È dal 1967 che, con i suoi rapporti annuali, il Censis fotografa la realtà italiana, fornendo al pubblico uno strumento qualificato e completo per analizzare e interpretare i fenomeni, i processi, le tensioni e i bisogni del paese. Per Giuseppe De Rita, fondatore e presidente del Censis, ripercorrere il lavoro svolto in questi cinquant'anni non è solo ricordare quello che è avvenuto, ma anche «fare memoria» e fare autocoscienza collettiva di quel che siamo stati e di quel che siamo. È l'autocoscienza collettiva l'obiettivo principale di un istituto di ricerca da sempre privato, autonomo e indipendente. Uno scopo esplicitato soprattutto in quelle Considerazioni generali che hanno aperto ogni rapporto annuale del Censis: agili saggi, innovativi nel lessico e immaginifici nell'uso di metafore memorabili, che offrono le chiavi di lettura dei fatti raccontati dai dati statistici e dei processi sociali di lunga durata.
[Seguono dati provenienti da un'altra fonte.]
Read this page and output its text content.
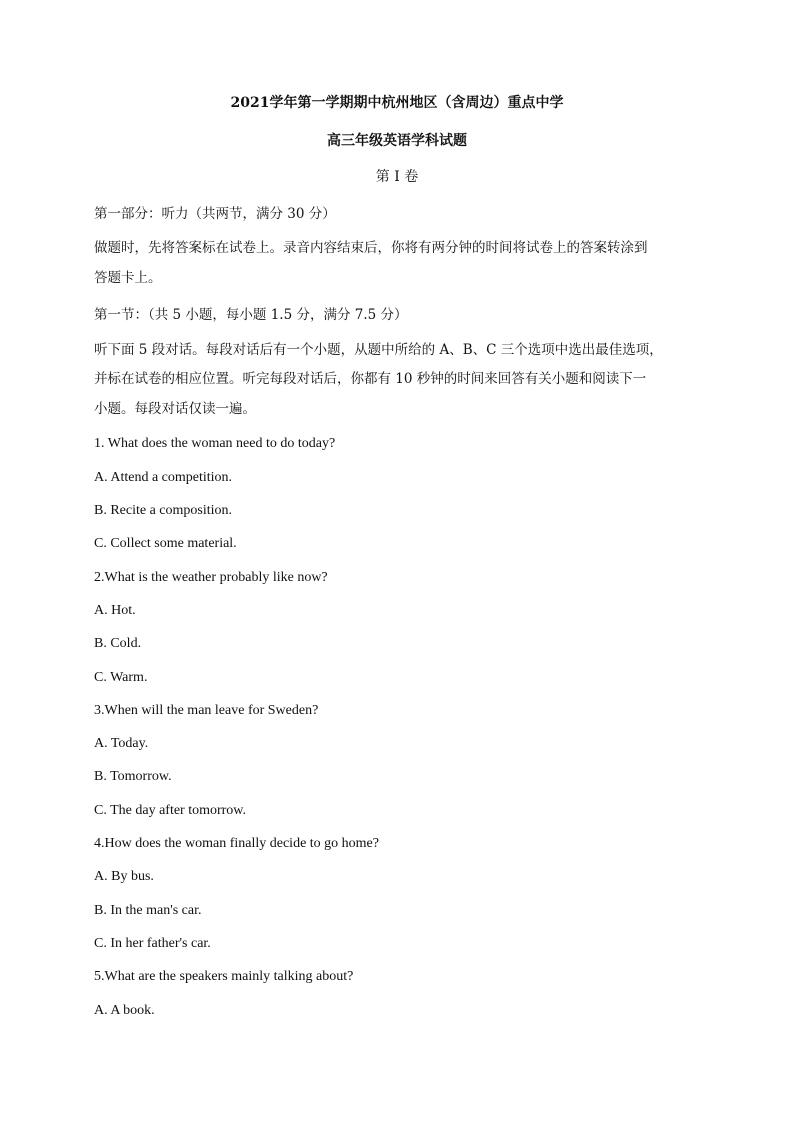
2021学年第一学期期中杭州地区（含周边）重点中学
高三年级英语学科试题
第 I 卷
第一部分：听力（共两节，满分 30 分）
做题时，先将答案标在试卷上。录音内容结束后，你将有两分钟的时间将试卷上的答案转涂到
答题卡上。
第一节：（共 5 小题，每小题 1.5 分，满分 7.5 分）
听下面 5 段对话。每段对话后有一个小题，从题中所给的 A、B、C 三个选项中选出最佳选项，
并标在试卷的相应位置。听完每段对话后，你都有 10 秒钟的时间来回答有关小题和阅读下一
小题。每段对话仅读一遍。
1. What does the woman need to do today?
A. Attend a competition.
B. Recite a composition.
C. Collect some material.
2.What is the weather probably like now?
A. Hot.
B. Cold.
C. Warm.
3.When will the man leave for Sweden?
A. Today.
B. Tomorrow.
C. The day after tomorrow.
4.How does the woman finally decide to go home?
A. By bus.
B. In the man's car.
C. In her father's car.
5.What are the speakers mainly talking about?
A. A book.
Questo volume raccoglie in un testo organico e completo le Considerazioni scritte da De Rita nell'arco di mezzo secolo: scorrono tra le pagine gli anni della contestazione e del terrorismo, il sommerso e l'esplosione della piccola impresa, la crescita del ceto medio e la vitalità di una società «molecolare» il cui sviluppo si è propagato «dappertutto e rasoterra», tra la fine di un secolo e l'inizio di quello nuovo.